Les tensions sur les prix ne se relâchent donc pas, même si la crise a été brutale et de grande ampleur. La chute de l’activité est en effet synonyme de raréfaction de l’offre et elle alimente les tensions sur les prix dans un contexte de pénurie. Elle accompagne la contraction de l’offre de crédits bancaires voulue par la Banque de France qui, dès le début de l’année, a provoqué une déformation de la structure du marché : les ménages réalisant les achats les moins onéreux (prix au m² ou prix du lot) ont quitté le marché proportionnellement plus que les autres, alimentant ainsi la persistance de la hausse des prix.

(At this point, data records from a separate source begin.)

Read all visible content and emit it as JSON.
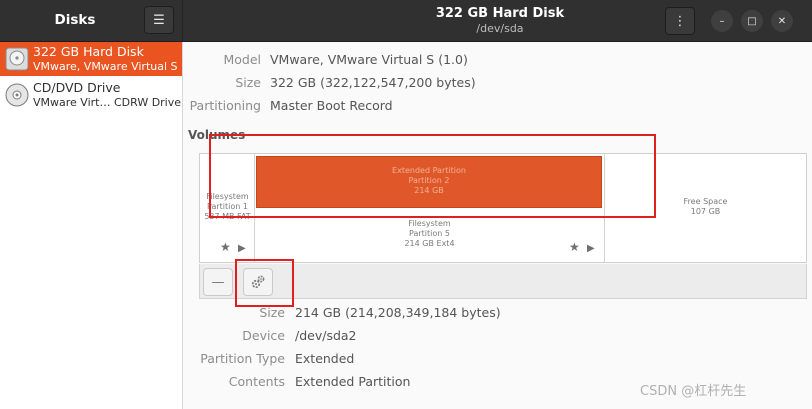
{
  "header": {
    "app_title": "Disks",
    "menu_icon": "hamburger-menu-icon",
    "window_title": "322 GB Hard Disk",
    "window_subtitle": "/dev/sda",
    "kebab_icon": "kebab-menu-icon"
  },
  "sidebar": {
    "items": [
      {
        "name": "322 GB Hard Disk",
        "description": "VMware, VMware Virtual S",
        "icon": "hard-disk-icon",
        "selected": true
      },
      {
        "name": "CD/DVD Drive",
        "description": "VMware Virt… CDRW Drive",
        "icon": "optical-disc-icon",
        "selected": false
      }
    ]
  },
  "disk_info": {
    "model_label": "Model",
    "model_value": "VMware, VMware Virtual S (1.0)",
    "size_label": "Size",
    "size_value": "322 GB (322,122,547,200 bytes)",
    "partitioning_label": "Partitioning",
    "partitioning_value": "Master Boot Record"
  },
  "volumes": {
    "heading": "Volumes",
    "partition1": {
      "line1": "Filesystem",
      "line2": "Partition 1",
      "line3": "537 MB FAT"
    },
    "extended": {
      "line1": "Extended Partition",
      "line2": "Partition 2",
      "line3": "214 GB"
    },
    "partition5": {
      "line1": "Filesystem",
      "line2": "Partition 5",
      "line3": "214 GB Ext4"
    },
    "free": {
      "line1": "Free Space",
      "line2": "107 GB"
    }
  },
  "toolbar": {
    "remove_label": "—",
    "settings_icon": "gears-icon"
  },
  "selected_volume": {
    "size_label": "Size",
    "size_value": "214 GB (214,208,349,184 bytes)",
    "device_label": "Device",
    "device_value": "/dev/sda2",
    "ptype_label": "Partition Type",
    "ptype_value": "Extended",
    "contents_label": "Contents",
    "contents_value": "Extended Partition"
  },
  "watermark": "CSDN @杠杆先生",
  "colors": {
    "accent": "#e95420",
    "annotation": "#e02020",
    "header_bg": "#303030"
  }
}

En mai 2020, les prix signés (mesurés en niveau annuel glissant) ont ainsi augmenté de 5.1 % sur un an, contre + 3.6 % il y a un an à la même époque. En outre, la hausse des prix affichés est presque deux fois plus rapide qu’il y a un an, lorsque le marché était en expansion : les offres des vendeurs sont donc toujours aussi ambitieuses et il faut remonter en 2010 pour retrouver un rythme de progression des prix affichés aussi rapide.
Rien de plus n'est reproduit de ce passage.